Pero ni siquiera esta era fue la primera era global en la historia humana. También fue el producto de movimientos, encuentros e intercambios globales anteriores. De hecho, la globalización moderna temprana fue apenas un episodio acelerado de un proceso general que ha estado en curso durante decenas de miles de años.

La memoria humana colectiva es un depósito parcial e imperfecto de nuestros encuentros con los demás a lo largo del tiempo. No somos buenos para recordar, y mucho menos para reconocer, las formas en que estos encuentros han moldeado nuestras sociedades, culturas y economías actuales. Entonces, ¿cómo lo olvidamos?
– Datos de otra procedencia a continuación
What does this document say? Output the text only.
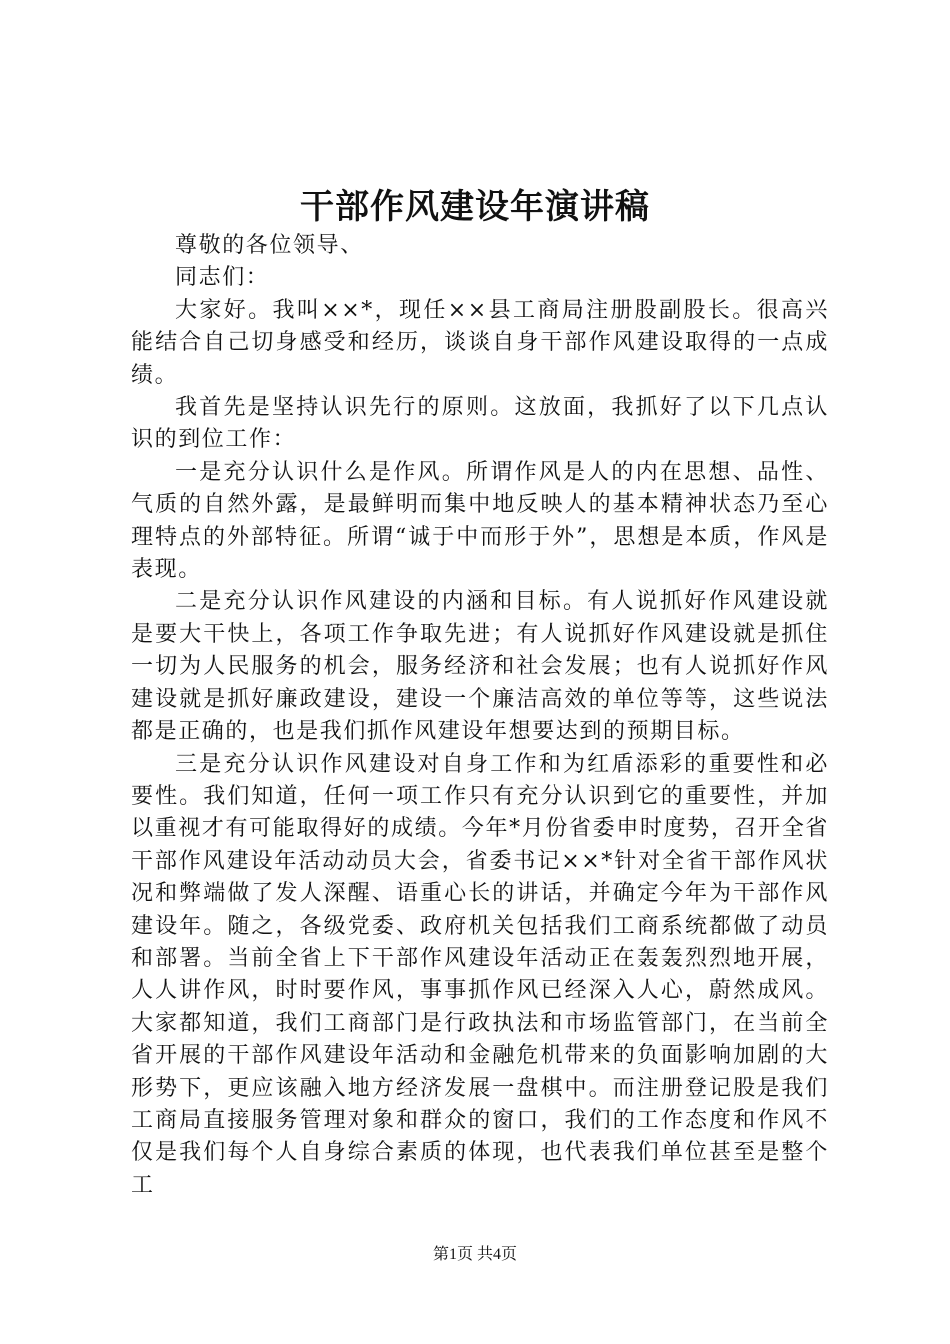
干部作风建设年演讲稿

尊敬的各位领导、

同志们：

大家好。我叫××*，现任××县工商局注册股副股长。很高兴能结合自己切身感受和经历，谈谈自身干部作风建设取得的一点成绩。

我首先是坚持认识先行的原则。这放面，我抓好了以下几点认识的到位工作：

一是充分认识什么是作风。所谓作风是人的内在思想、品性、气质的自然外露，是最鲜明而集中地反映人的基本精神状态乃至心理特点的外部特征。所谓“诚于中而形于外”，思想是本质，作风是表现。

二是充分认识作风建设的内涵和目标。有人说抓好作风建设就是要大干快上，各项工作争取先进；有人说抓好作风建设就是抓住一切为人民服务的机会，服务经济和社会发展；也有人说抓好作风建设就是抓好廉政建设，建设一个廉洁高效的单位等等，这些说法都是正确的，也是我们抓作风建设年想要达到的预期目标。

三是充分认识作风建设对自身工作和为红盾添彩的重要性和必要性。我们知道，任何一项工作只有充分认识到它的重要性，并加以重视才有可能取得好的成绩。今年*月份省委申时度势，召开全省干部作风建设年活动动员大会，省委书记××*针对全省干部作风状况和弊端做了发人深醒、语重心长的讲话，并确定今年为干部作风建设年。随之，各级党委、政府机关包括我们工商系统都做了动员和部署。当前全省上下干部作风建设年活动正在轰轰烈烈地开展，人人讲作风，时时要作风，事事抓作风已经深入人心，蔚然成风。大家都知道，我们工商部门是行政执法和市场监管部门，在当前全省开展的干部作风建设年活动和金融危机带来的负面影响加剧的大形势下，更应该融入地方经济发展一盘棋中。而注册登记股是我们工商局直接服务管理对象和群众的窗口，我们的工作态度和作风不仅是我们每个人自身综合素质的体现，也代表我们单位甚至是整个工

第1页 共4页
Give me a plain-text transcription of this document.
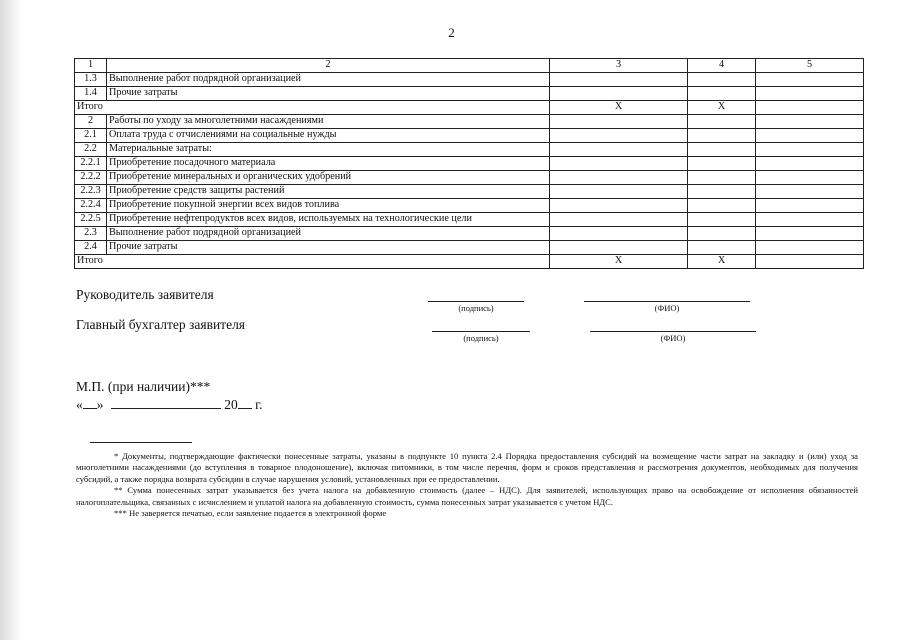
2
1	2	3	4	5
1.3	Выполнение работ подрядной организацией			
1.4	Прочие затраты			
Итого		X	X	
2	Работы по уходу за многолетними насаждениями			
2.1	Оплата труда с отчислениями на социальные нужды			
2.2	Материальные затраты:			
2.2.1	Приобретение посадочного материала			
2.2.2	Приобретение минеральных и органических удобрений			
2.2.3	Приобретение средств защиты растений			
2.2.4	Приобретение покупной энергии всех видов топлива			
2.2.5	Приобретение нефтепродуктов всех видов, используемых на технологические цели			
2.3	Выполнение работ подрядной организацией			
2.4	Прочие затраты			
Итого		X	X	
Руководитель заявителя
(подпись)	(ФИО)
Главный бухгалтер заявителя
(подпись)	(ФИО)
М.П. (при наличии)***
« »	20 г.

* Документы, подтверждающие фактически понесенные затраты, указаны в подпункте 10 пункта 2.4 Порядка предоставления субсидий на возмещение части затрат на закладку и (или) уход за многолетними насаждениями (до вступления в товарное плодоношение), включая питомники, в том числе перечня, форм и сроков представления и рассмотрения документов, необходимых для получения субсидий, а также порядка возврата субсидии в случае нарушения условий, установленных при ее предоставлении.

** Сумма понесенных затрат указывается без учета налога на добавленную стоимость (далее – НДС). Для заявителей, использующих право на освобождение от исполнения обязанностей налогоплательщика, связанных с исчислением и уплатой налога на добавленную стоимость, сумма понесенных затрат указывается с учетом НДС.

*** Не заверяется печатью, если заявление подается в электронной форме
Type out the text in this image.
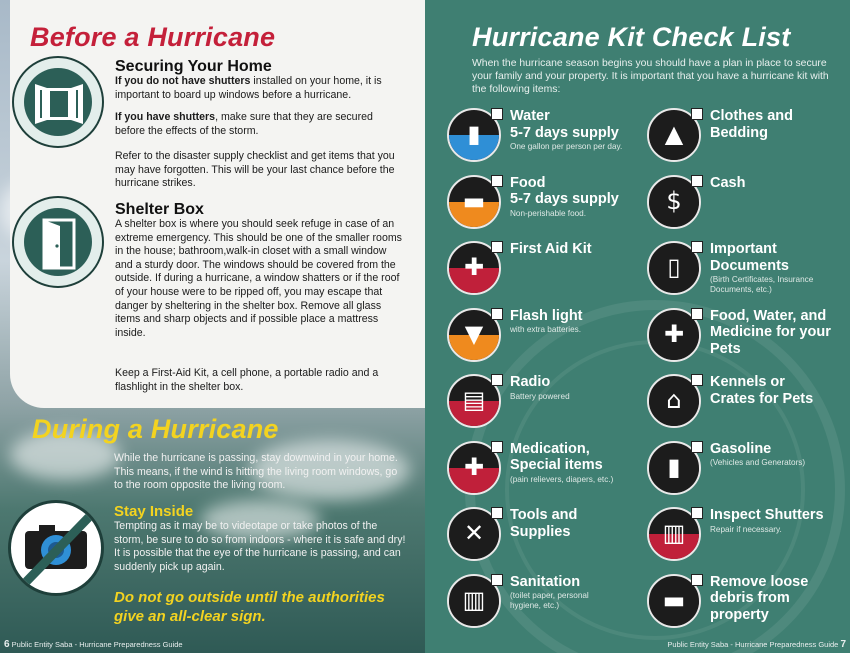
Before a Hurricane
Securing Your Home
If you do not have shutters installed on your home, it is important to board up windows before a hurricane.
If you have shutters, make sure that they are secured before the effects of the storm.
Refer to the disaster supply checklist and get items that you may have forgotten. This will be your last chance before the hurricane strikes.
Shelter Box
A shelter box is where you should seek refuge in case of an extreme emergency. This should be one of the smaller rooms in the house; bathroom,walk-in closet with a small window and a sturdy door. The windows should be covered from the outside. If during a hurricane, a window shatters or if the roof of your house were to be ripped off, you may escape that danger by sheltering in the shelter box. Remove all glass items and sharp objects and if possible place a mattress inside.
Keep a First-Aid Kit, a cell phone, a portable radio and a flashlight in the shelter box.
During a Hurricane
While the hurricane is passing, stay downwind in your home. This means, if the wind is hitting the living room windows, go to the room opposite the living room.
Stay Inside
Tempting as it may be to videotape or take photos of the storm, be sure to do so from indoors - where it is safe and dry! It is possible that the eye of the hurricane is passing, and can suddenly pick up again.
Do not go outside until the authorities give an all-clear sign.
6 Public Entity Saba - Hurricane Preparedness Guide
Hurricane Kit Check List
When the hurricane season begins you should have a plan in place to secure your family and your property. It is important that you have a hurricane kit with the following items:
▮
Water
5-7 days supply
One gallon per person per day.
▬
Food
5-7 days supply
Non-perishable food.
✚
First Aid Kit
▼
Flash light
with extra batteries.
▤
Radio
Battery powered
✚
Medication,
Special items
(pain relievers, diapers, etc.)
✕
Tools and
Supplies
▥
Sanitation
(toilet paper, personal
hygiene, etc.)
▲
Clothes and
Bedding
$
Cash
▯
Important
Documents
(Birth Certificates, Insurance
Documents, etc.)
✚
Food, Water, and
Medicine for your
Pets
⌂
Kennels or
Crates for Pets
▮
Gasoline
(Vehicles and Generators)
▥
Inspect Shutters
Repair if necessary.
▬
Remove loose
debris from
property
Public Entity Saba - Hurricane Preparedness Guide 7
Los teóricos de la globalización que siguen al sociólogo Roland Robertson utilizan el término “glocalización” para describir cómo las culturas locales digieren los productos del mercado global y los convierten en algo aparentemente nuevo. A través de este proceso, los bienes entrantes –tecnologías, ideas, símbolos, estilos artísticos, prácticas sociales o instituciones– se asimilan, convirtiéndose en recreaciones híbridas que adquieren nuevos significados. Estas recreaciones se reutilizan luego como nuevos marcadores de distinción cultural o de clase, sedimentando productos culturales prestados en la conciencia colectiva hasta el punto de no reconocerlos. Y así, lo global se vuelve local, lo extranjero se vuelve familiar y el otro se convierte en nosotros. La glocalización es cómo y por qué olvidamos colectivamente. Tal es el truco silencioso de cada globalización en nuestra historia: nuestro olvido de ella es el método y la marca de su éxito.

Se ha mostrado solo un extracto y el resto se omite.